This is a patch season for your MEG appliance. We had MEG 7.5.1 (patch 1 for MEG 7.5) posted to our download site on October 14, 2013. Currently MEG 7.0.4 (patch 4 for MEG 7.0) is underway and expected to be released within a couple of weeks. This week I'd like to introduce a special consideration which you'll need to be careful when installing patch to your MEG appliance that is managed by ePO.
You can install the MEG patch from System, Component Management, Package Installer, Update From File. Before you install the MEG patch to an Appliance that is managed by ePO, you must disable ePO management and update the Extensions on your ePO server. Otherwise, you may encounter unexpected behavior on your Appliance (for example, the management console becomes unavailable).
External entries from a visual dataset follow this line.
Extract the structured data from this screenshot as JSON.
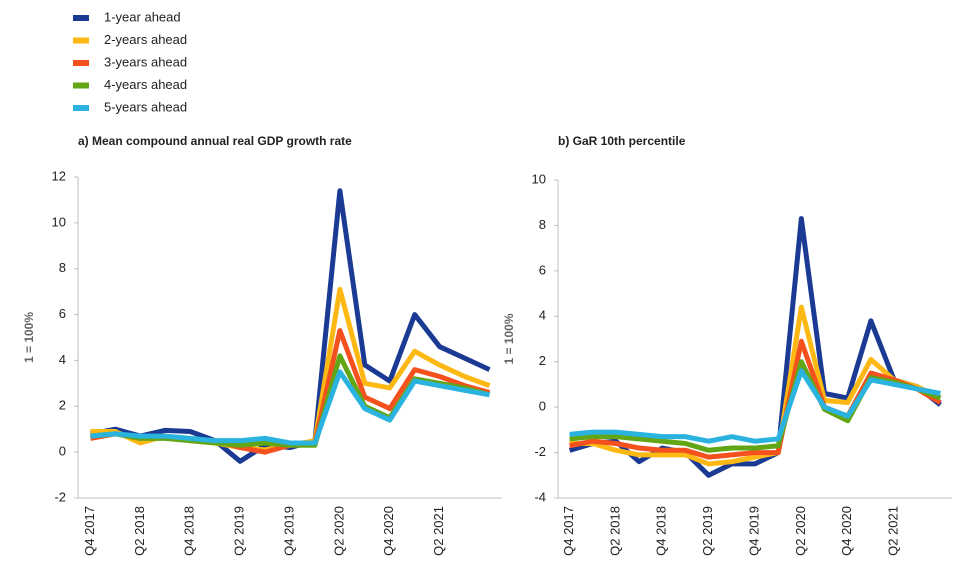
{
  "chart_data": [
    {
      "type": "line",
      "title": "a) Mean compound annual real GDP growth rate",
      "ylabel": "1 = 100%",
      "categories": [
        "Q4 2017",
        null,
        "Q2 2018",
        null,
        "Q4 2018",
        null,
        "Q2 2019",
        null,
        "Q4 2019",
        null,
        "Q2 2020",
        null,
        "Q4 2020",
        null,
        "Q2 2021",
        null,
        null
      ],
      "ylim": [
        -2,
        12
      ],
      "yticks": [
        -2,
        0,
        2,
        4,
        6,
        8,
        10,
        12
      ],
      "series": [
        {
          "name": "1-year ahead",
          "color": "#1a3a94",
          "values": [
            0.8,
            1.0,
            0.7,
            0.95,
            0.9,
            0.5,
            -0.4,
            0.3,
            0.2,
            0.5,
            11.4,
            3.8,
            3.1,
            6.0,
            4.6,
            4.1,
            3.6
          ]
        },
        {
          "name": "2-years ahead",
          "color": "#fdb813",
          "values": [
            0.9,
            0.9,
            0.4,
            0.7,
            0.5,
            0.4,
            0.2,
            0.1,
            0.3,
            0.5,
            7.1,
            3.0,
            2.8,
            4.4,
            3.8,
            3.3,
            2.9
          ]
        },
        {
          "name": "3-years ahead",
          "color": "#f4511e",
          "values": [
            0.6,
            0.8,
            0.6,
            0.7,
            0.5,
            0.5,
            0.2,
            0.0,
            0.3,
            0.4,
            5.3,
            2.4,
            1.9,
            3.6,
            3.3,
            2.9,
            2.6
          ]
        },
        {
          "name": "4-years ahead",
          "color": "#63a615",
          "values": [
            0.7,
            0.8,
            0.6,
            0.6,
            0.5,
            0.4,
            0.3,
            0.4,
            0.3,
            0.3,
            4.2,
            2.0,
            1.5,
            3.2,
            3.0,
            2.8,
            2.5
          ]
        },
        {
          "name": "5-years ahead",
          "color": "#2bb3e0",
          "values": [
            0.7,
            0.8,
            0.7,
            0.7,
            0.6,
            0.5,
            0.5,
            0.6,
            0.4,
            0.4,
            3.5,
            1.9,
            1.4,
            3.1,
            2.9,
            2.7,
            2.5
          ]
        }
      ]
    },
    {
      "type": "line",
      "title": "b) GaR 10th percentile",
      "ylabel": "1 = 100%",
      "categories": [
        "Q4 2017",
        null,
        "Q2 2018",
        null,
        "Q4 2018",
        null,
        "Q2 2019",
        null,
        "Q4 2019",
        null,
        "Q2 2020",
        null,
        "Q4 2020",
        null,
        "Q2 2021",
        null,
        null
      ],
      "ylim": [
        -4,
        10
      ],
      "yticks": [
        -4,
        -2,
        0,
        2,
        4,
        6,
        8,
        10
      ],
      "series": [
        {
          "name": "1-year ahead",
          "color": "#1a3a94",
          "values": [
            -1.9,
            -1.6,
            -1.5,
            -2.4,
            -1.8,
            -2.0,
            -3.0,
            -2.5,
            -2.5,
            -2.0,
            8.3,
            0.6,
            0.4,
            3.8,
            1.2,
            0.9,
            0.1
          ]
        },
        {
          "name": "2-years ahead",
          "color": "#fdb813",
          "values": [
            -1.6,
            -1.6,
            -1.9,
            -2.1,
            -2.1,
            -2.1,
            -2.5,
            -2.4,
            -2.2,
            -2.0,
            4.4,
            0.3,
            0.2,
            2.1,
            1.2,
            0.9,
            0.4
          ]
        },
        {
          "name": "3-years ahead",
          "color": "#f4511e",
          "values": [
            -1.7,
            -1.5,
            -1.6,
            -1.8,
            -1.9,
            -1.9,
            -2.2,
            -2.1,
            -2.0,
            -2.0,
            2.9,
            0.0,
            -0.4,
            1.5,
            1.2,
            0.8,
            0.2
          ]
        },
        {
          "name": "4-years ahead",
          "color": "#63a615",
          "values": [
            -1.4,
            -1.3,
            -1.3,
            -1.4,
            -1.5,
            -1.6,
            -1.9,
            -1.8,
            -1.8,
            -1.7,
            2.0,
            -0.1,
            -0.6,
            1.3,
            1.1,
            0.8,
            0.4
          ]
        },
        {
          "name": "5-years ahead",
          "color": "#2bb3e0",
          "values": [
            -1.2,
            -1.1,
            -1.1,
            -1.2,
            -1.3,
            -1.3,
            -1.5,
            -1.3,
            -1.5,
            -1.4,
            1.6,
            0.0,
            -0.4,
            1.2,
            1.0,
            0.8,
            0.6
          ]
        }
      ]
    }
  ]
}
The reason why we need to follow the process is to avoid mismatch in ePO extension and appliance configuration file structure between MEG appliance and ePO server. MEG appliance holds its configuration as XML files in the backend. MEG patch may add and/or change the structure and/or value of the XML configuration files in order to introduce enhancement and/or fix. MEG patch may contain updated ePO extensions that is aligned to the enhancement/fix. If XML file structure and ePO extension are not updated in sync among MEG appliance and ePO server, ePO would push configuration to the MEG appliance with wrong format and/or value, which could result in various unexpected behavior.
The process for installing MEG patch to ePO managed MEG appliance is outlined below:
Disable ePO management on the appliance.
Install the MEG patch.
Update the ePO extension for your ePO server.
Export the appliance configuration and import it in the ePO policy catalog.
Re-enable ePO management on the appliance.
We prepared KB79376 for the details of this process. Patch release notes for MEG 7.5.1, MEG 7.0.4, and their successors will have a hyperlink to KB79376 and explicitly warn. Please see KB79376 before installing patch to your MEG appliance that is managed by ePO.
Please also see KB79376 if you happened to install MEG patch to your ePO managed MEG appliances, which resulted in your MEG appliance console/dashboard being unresponsive. Then contact McAfee to arrange a remote session to resolve the issue accordingly.